Many canines, usually German shepherds or Malinois, work with street cops and narcotics teams. In the past decade, two police dogs -- in San Francisco and Vallejo -- were killed in the line of duty, but each may have saved its handler. Other canines are trained to find bodies; some cities, including Oakland, have bloodhounds that can track scents for miles.

Since Sept. 11, 2001, many dog units have expanded as a result of federal funding. San Francisco now has 26 dogs, including 12 that patrol the streets and 14 working the airport. Oakland has 20 canines divided between street patrol, narcotics and airport duty.

Many people envision police dogs as tough-looking German shepherds or rottweilers. But when it comes to finding drugs or bombs, many handlers prefer golden retrievers and Labs.

"We'll use any dog with two or more legs that can do the job," Tsujimoto said. "It's not breed-specific. It gets kind of cliquish about what kind of dog is best."

Many of the protection dogs have names like Blade, Spike, Razor or Samson. Drug-sniffing specialists have monikers like Stash, Kilo and Hubba, and explosive experts get names like Rocket and Boomer.

Sonoma County Sheriff's Deputy John Watson named his dog Koogan after the Clint Eastwood movie "Coogan's Bluff."

"You can't have a dog named Sally that eats people," said Dave Brown of the Manteca Police Department.

But then there's Jenny -- a tail-wagging, 7-year-old black Lab who works with Officer Tim Philipps of the East Bay Regional Parks Police.

Jenny is not much for intimidation, but she gets results. Two weeks ago, she found a half-pound of methamphetamine in Brentwood. And last year, while on training with the U.S. Border Patrol, she found 600 pounds of marijuana under the floorboard of a big rig.

She's a good public-relations tool for the park district. "Kids love her, '' Philipps said. "She makes me real popular."

The handlers are also a breed unto themselves. Most of them grew up with dogs, and many raised puppies as a hobby.

Most take their dogs home with them after work. When it's time for the dog to "retire" after seven to nine years in the field, the handler usually keeps the dog as a pet.

"I consider myself lucky -- I've been around dogs my entire career," said Deputy Kevin Kirkland, a trainer for the Solano County Sheriff's Office, who previously worked 23 years as a dog trainer for the Air Force. "They're the perfect partners.
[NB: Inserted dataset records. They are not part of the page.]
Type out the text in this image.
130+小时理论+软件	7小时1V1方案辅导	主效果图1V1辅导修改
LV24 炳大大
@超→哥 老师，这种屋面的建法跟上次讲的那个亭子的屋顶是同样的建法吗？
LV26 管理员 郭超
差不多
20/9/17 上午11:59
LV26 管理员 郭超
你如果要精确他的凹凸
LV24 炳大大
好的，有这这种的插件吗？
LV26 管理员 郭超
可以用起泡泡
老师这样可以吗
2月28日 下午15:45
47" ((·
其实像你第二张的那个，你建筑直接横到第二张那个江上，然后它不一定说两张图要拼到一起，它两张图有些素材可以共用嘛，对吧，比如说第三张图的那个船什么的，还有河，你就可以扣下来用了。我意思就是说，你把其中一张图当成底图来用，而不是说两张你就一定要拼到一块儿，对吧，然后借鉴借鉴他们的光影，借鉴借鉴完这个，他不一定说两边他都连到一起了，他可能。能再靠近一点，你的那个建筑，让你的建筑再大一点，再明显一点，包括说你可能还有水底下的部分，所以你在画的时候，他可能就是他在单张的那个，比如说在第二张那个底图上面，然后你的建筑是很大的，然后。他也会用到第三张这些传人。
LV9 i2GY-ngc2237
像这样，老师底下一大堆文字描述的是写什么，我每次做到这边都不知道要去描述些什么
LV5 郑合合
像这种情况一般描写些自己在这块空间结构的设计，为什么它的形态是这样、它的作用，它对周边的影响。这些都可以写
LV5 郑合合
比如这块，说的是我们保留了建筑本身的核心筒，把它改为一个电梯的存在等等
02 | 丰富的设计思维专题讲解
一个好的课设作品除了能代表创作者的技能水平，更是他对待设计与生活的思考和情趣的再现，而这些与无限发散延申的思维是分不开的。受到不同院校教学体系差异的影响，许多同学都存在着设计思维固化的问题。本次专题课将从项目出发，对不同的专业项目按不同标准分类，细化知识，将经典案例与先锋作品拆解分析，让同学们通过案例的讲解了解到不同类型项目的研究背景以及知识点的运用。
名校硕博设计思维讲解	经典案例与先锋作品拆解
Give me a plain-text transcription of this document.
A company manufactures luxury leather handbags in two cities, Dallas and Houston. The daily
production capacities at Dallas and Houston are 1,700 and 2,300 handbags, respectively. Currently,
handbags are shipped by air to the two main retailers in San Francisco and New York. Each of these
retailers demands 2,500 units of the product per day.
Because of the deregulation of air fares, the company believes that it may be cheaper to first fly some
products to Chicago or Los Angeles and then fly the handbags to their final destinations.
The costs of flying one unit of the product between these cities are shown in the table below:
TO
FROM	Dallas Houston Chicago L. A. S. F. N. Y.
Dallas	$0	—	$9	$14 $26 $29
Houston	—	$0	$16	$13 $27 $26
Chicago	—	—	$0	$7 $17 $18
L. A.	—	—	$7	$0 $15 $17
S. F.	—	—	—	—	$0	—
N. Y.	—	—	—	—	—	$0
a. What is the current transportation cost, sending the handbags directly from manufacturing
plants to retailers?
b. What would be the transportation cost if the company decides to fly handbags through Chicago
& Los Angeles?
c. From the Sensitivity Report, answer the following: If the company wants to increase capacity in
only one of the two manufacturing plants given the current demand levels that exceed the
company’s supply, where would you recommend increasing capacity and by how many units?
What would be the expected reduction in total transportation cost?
They never complain, they never slack off, and they're always in a good mood."

Chris Perry, a long-haired narcotics investigator with the Stanislaus Drug Enforcement Agency, is a newcomer. A few months ago, he inherited Guido, a 6-year-old golden retriever, when the previous handler was promoted.

"I'm the rookie, Guido is the veteran," Perry said. "He carries me."

Guido, who greets strangers with his huge, wet tongue rather than his ample teeth, was the only dog to find all four drug stashes in the cars and three of the four locker-room stashes.

"This Guido is not a tough guy," Perry laughed. "But he can seriously score some drugs for you."